Ustekinumab biosimilar shows potential against moderate-to-severe psoriasis

Outcomes are similar among patients with moderate-to-severe psoriasis who continued treatment with ustekinumab and those who switched to BAT2206, a drug being developed as a biosimilar of ustekinumab, according to a study.

“Equivalent efficacy and comparable safety results of BAT2206 and ustekinumab in patients with moderate-to-severe psoriasis up to week 28 (treatment period [TP] 1) have been reported previously,” the authors said. “TP2 (post week 28 to 52) results are presented here.”

A total of 528 patients who achieved Psoriasis Area and Severity Index response (≥75) at week 28 entered TP2. Qualified patients in the ustekinumab group from TP1 were rerandomized 1:1 to ustekinumab-BAT2206 or ustekinumab-ustekinumab groups, while qualified patients in the BAT2206 group continued using the biosimilar.

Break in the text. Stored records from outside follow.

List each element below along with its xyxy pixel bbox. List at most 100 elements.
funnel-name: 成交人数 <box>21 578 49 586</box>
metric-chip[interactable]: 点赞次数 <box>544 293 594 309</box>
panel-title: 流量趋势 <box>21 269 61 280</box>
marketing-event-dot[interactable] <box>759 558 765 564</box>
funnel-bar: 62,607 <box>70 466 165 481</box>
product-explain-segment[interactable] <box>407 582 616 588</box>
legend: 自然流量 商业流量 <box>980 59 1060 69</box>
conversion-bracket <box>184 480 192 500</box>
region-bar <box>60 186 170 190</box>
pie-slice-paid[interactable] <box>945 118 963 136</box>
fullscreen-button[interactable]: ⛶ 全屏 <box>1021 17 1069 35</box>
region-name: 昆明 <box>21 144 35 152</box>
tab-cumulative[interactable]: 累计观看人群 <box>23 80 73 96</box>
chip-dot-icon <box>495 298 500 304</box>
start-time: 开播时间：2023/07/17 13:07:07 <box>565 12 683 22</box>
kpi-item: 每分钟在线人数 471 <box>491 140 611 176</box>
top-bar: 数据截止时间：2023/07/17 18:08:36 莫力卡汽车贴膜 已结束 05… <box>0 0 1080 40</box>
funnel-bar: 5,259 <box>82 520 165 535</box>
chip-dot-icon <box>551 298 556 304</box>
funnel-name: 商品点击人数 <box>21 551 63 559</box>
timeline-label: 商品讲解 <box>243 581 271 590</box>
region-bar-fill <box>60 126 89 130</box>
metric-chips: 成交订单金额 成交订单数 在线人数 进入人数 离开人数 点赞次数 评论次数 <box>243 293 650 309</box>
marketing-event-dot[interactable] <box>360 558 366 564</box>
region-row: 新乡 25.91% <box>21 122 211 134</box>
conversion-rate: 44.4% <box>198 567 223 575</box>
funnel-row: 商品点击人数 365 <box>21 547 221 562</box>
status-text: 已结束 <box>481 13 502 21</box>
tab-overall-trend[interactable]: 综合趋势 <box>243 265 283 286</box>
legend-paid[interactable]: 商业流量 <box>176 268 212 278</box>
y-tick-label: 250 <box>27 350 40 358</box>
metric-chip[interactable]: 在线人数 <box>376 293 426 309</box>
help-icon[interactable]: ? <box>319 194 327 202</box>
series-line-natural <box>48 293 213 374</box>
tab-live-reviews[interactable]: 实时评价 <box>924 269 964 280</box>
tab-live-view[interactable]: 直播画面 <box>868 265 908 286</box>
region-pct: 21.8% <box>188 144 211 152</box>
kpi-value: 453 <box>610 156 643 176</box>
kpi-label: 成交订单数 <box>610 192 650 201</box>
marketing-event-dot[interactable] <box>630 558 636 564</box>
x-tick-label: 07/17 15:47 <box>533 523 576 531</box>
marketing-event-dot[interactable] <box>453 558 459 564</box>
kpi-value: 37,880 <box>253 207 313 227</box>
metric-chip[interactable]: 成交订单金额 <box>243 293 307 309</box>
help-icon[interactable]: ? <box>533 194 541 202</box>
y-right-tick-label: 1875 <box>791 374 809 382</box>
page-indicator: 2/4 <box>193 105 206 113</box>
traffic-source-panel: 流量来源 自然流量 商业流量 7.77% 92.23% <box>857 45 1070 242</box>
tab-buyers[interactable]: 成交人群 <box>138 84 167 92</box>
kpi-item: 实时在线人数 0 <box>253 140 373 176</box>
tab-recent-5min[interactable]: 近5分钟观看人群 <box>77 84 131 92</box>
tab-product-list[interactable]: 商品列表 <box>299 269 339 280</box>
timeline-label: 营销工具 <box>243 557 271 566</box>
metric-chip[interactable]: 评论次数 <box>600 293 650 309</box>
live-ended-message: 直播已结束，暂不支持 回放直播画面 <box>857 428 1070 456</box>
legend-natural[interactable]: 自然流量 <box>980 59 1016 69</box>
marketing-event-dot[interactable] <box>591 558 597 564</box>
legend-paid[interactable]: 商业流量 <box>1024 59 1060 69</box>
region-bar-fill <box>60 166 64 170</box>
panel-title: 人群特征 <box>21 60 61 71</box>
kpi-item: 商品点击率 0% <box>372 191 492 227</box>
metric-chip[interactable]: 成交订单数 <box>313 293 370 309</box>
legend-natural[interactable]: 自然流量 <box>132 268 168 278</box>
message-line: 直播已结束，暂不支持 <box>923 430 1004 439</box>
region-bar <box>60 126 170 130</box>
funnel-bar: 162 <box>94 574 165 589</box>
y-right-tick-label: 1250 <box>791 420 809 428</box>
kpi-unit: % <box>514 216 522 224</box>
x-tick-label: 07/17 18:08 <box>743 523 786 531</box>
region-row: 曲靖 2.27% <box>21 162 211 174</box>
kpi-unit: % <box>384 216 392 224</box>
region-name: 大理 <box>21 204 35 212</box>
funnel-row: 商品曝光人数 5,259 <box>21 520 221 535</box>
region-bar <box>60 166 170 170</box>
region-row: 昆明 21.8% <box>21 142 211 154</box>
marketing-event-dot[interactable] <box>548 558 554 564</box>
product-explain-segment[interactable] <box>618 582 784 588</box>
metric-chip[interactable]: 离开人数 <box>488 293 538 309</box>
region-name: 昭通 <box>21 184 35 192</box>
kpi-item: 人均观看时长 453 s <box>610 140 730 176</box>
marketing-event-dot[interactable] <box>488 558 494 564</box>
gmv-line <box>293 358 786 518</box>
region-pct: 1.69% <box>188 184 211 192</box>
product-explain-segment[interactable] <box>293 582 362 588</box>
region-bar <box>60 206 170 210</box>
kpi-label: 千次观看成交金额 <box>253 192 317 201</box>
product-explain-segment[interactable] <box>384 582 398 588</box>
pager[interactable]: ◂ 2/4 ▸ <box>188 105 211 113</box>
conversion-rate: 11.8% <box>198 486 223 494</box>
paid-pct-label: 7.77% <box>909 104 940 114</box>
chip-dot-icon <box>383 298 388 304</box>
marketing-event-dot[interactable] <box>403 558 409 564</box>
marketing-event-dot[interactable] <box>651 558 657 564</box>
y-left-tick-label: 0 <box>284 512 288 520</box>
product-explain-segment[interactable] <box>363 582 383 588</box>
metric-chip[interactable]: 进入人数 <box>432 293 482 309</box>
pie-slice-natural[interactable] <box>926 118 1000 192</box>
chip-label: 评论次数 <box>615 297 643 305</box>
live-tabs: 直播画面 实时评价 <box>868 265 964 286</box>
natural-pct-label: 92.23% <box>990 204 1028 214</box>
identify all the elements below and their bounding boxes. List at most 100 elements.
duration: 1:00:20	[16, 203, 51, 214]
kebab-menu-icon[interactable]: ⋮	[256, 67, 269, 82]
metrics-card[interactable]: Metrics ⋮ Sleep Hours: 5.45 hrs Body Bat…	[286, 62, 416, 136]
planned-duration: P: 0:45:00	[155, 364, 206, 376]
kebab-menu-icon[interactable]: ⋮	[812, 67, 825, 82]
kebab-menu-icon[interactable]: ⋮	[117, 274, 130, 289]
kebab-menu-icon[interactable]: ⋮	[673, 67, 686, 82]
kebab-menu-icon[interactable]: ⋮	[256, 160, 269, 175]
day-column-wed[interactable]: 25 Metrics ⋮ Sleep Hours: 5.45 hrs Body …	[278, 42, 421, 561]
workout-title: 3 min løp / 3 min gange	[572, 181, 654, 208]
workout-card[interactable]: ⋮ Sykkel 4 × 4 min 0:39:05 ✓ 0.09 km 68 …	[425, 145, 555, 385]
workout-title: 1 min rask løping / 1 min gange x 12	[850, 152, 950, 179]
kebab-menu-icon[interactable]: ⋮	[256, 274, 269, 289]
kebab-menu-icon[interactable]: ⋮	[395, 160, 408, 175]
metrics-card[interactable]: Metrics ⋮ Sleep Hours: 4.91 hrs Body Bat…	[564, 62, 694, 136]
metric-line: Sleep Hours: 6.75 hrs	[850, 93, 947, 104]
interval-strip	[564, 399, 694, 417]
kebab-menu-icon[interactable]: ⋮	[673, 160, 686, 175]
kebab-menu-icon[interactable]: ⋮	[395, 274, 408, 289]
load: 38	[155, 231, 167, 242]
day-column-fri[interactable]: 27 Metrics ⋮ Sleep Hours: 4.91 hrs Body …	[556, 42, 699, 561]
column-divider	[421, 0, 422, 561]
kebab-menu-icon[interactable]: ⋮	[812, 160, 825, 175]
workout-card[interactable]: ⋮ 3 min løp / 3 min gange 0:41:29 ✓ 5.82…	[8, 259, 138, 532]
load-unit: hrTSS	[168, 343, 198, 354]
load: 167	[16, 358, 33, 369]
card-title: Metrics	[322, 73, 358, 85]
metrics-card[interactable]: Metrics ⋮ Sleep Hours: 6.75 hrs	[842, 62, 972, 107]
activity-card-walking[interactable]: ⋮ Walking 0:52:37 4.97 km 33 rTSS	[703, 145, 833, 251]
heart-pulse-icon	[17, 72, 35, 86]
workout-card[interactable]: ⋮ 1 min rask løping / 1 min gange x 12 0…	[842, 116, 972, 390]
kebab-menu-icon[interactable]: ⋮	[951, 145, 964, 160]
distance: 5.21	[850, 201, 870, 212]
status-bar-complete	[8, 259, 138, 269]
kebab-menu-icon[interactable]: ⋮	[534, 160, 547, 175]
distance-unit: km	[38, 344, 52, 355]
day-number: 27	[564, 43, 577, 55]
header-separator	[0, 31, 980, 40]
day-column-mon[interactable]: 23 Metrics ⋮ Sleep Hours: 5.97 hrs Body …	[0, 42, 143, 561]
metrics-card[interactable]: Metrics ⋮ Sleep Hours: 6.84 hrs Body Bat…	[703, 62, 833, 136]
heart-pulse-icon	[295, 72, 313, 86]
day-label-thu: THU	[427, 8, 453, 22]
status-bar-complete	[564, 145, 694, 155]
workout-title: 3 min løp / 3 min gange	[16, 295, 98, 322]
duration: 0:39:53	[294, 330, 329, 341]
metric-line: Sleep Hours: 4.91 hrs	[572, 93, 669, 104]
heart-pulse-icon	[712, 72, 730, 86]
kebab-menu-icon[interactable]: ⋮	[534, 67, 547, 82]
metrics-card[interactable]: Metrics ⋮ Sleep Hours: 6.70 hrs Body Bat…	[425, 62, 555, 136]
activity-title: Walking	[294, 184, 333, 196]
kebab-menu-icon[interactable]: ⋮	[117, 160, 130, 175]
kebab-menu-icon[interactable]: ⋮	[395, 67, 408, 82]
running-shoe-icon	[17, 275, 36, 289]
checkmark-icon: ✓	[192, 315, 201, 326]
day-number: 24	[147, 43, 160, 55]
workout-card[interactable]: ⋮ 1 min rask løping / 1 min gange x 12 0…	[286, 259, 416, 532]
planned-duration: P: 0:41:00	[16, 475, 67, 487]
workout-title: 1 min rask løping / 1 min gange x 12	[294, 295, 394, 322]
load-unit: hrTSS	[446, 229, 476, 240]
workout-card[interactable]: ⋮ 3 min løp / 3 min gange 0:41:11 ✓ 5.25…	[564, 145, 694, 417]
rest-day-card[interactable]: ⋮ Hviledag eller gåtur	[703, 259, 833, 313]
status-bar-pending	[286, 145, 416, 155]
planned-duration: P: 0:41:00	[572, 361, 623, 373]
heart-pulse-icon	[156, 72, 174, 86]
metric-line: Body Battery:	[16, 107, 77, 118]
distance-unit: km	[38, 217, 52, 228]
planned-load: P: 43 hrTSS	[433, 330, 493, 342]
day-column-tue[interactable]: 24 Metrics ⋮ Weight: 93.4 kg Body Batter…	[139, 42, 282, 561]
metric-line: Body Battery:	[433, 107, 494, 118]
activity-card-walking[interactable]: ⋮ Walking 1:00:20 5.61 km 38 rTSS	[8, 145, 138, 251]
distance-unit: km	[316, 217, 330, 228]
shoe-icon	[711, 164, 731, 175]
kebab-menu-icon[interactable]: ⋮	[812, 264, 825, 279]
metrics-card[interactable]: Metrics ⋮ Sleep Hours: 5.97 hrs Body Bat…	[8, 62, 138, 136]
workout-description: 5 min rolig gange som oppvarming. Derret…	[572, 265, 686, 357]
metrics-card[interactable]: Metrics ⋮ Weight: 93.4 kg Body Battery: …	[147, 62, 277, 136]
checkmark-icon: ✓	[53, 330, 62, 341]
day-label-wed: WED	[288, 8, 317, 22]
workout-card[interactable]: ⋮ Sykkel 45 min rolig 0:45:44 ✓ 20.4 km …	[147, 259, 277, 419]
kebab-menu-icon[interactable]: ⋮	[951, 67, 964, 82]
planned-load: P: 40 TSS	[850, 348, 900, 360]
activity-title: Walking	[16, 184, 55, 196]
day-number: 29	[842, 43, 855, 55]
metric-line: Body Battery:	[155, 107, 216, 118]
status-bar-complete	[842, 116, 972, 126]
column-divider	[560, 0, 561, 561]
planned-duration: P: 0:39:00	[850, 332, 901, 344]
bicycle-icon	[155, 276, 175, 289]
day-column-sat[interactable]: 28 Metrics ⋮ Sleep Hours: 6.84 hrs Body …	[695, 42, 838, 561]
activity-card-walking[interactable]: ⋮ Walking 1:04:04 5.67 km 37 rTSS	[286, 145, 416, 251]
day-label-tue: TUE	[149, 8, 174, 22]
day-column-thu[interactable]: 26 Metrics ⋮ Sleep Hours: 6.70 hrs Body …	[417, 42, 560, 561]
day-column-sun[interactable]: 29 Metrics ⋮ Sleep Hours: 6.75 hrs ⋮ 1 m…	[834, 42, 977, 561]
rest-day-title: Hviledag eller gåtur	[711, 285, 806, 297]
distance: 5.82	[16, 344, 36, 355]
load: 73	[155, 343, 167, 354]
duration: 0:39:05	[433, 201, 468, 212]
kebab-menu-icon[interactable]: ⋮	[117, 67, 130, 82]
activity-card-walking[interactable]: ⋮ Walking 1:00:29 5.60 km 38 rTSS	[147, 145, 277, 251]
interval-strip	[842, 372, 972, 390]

In TP2, the authors assessed secondary efficacy endpoints, pharmacokinetics, safety, and immunogenicity at weeks 32, 40, 44, and 52.

Of the patients who entered TP2, 133 were assigned to ustekinumab-ustekinumab, 131 to ustekinumab-BAT2206, and 264 to BAT2206-BAT2206 groups.

No significant differences in secondary efficacy endpoints and adverse events were observed across all three groups. No notable differences were also noted in the ustekinumab serum concentrations. Furthermore, immunogenicity was similar, and switching from ustekinumab to BAT2206 did not result in increased immunogenicity.

This study was limited by the lack of collected data after week 52, according to the authors.